To determine whether person-environment fit and organizational commitment are impacted by socialization content, a survey was administered to 500 recent college graduates across the United States. The variables examined for the study were: socialization content (performance proficiency, people, politics, language, organization goals/values, and, history), person-environment fit (person-organization fit, and two conceptualizations of person-job fit, needs-supplies, and demands-abilities fit), organizational commitment (affective), and demographic factors (age, gender, ethnicity, tenure, college major).
The theoretical framework for this study used the Socialization Content Model developed by Chao et al. (1994). The three survey instruments used were: The Socialization Content Scale, Affective Commitment Scale, and the Person-Environment Fit Scale. A demographic questionnaire was also utilized to collect respondent data.
The relationship between socialization content and affective organizational commitment were found to be mixed. Positive and slightly significant relationships were found between five of the six socialization content dimensions and three of the person-environment fit-types. A positive and significant relationship was found between affective organizational commitment and each of the three person-environment fit-types. One demographic variable was positively and significantly related to affective organizational commitment. There were mixed findings between the demographic variables and each person-environment fit-type variable.
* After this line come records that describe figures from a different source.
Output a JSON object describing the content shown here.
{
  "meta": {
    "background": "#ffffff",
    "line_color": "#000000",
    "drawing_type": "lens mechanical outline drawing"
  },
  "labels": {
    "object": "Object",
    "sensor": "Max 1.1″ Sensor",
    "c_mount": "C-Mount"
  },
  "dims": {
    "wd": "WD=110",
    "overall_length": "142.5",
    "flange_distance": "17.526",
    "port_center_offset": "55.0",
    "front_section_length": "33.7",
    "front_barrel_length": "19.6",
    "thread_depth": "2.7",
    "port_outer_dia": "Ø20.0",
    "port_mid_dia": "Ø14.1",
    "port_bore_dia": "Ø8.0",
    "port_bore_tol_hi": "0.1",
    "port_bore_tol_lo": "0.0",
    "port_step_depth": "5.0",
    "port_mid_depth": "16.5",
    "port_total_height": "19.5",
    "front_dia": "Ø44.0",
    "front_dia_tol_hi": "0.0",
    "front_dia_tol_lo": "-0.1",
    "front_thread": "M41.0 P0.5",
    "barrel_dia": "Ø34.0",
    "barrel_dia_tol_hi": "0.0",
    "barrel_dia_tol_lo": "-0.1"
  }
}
The study implications provide evidence to support that recent college graduates perceive a level of commitment to the organization, albeit not strongly. However, when socialization content fosters a sense of person-environment fit, the degree of commitment among recent college graduates increases significantly. The findings also suggest that a multi-dimensional construct of person-environment fit is present in the workplace and that recent college graduates distinguish the organizational-unit from the job-unit in terms of socialization content.
Considering the current economic climate and high rate of unemployment, which followed the study, the relationship between employer and recent college graduate may shift, yielding a different dynamic among the variables of socialization content, person-environment fit and organizational commitment. In light of an evolving global marketplace, organizations are encouraged to maintain a fluid response and be prepared to restructure socialization content that fosters positive fit perceptions, thereby ensuring a committed workforce capable of meeting market demand.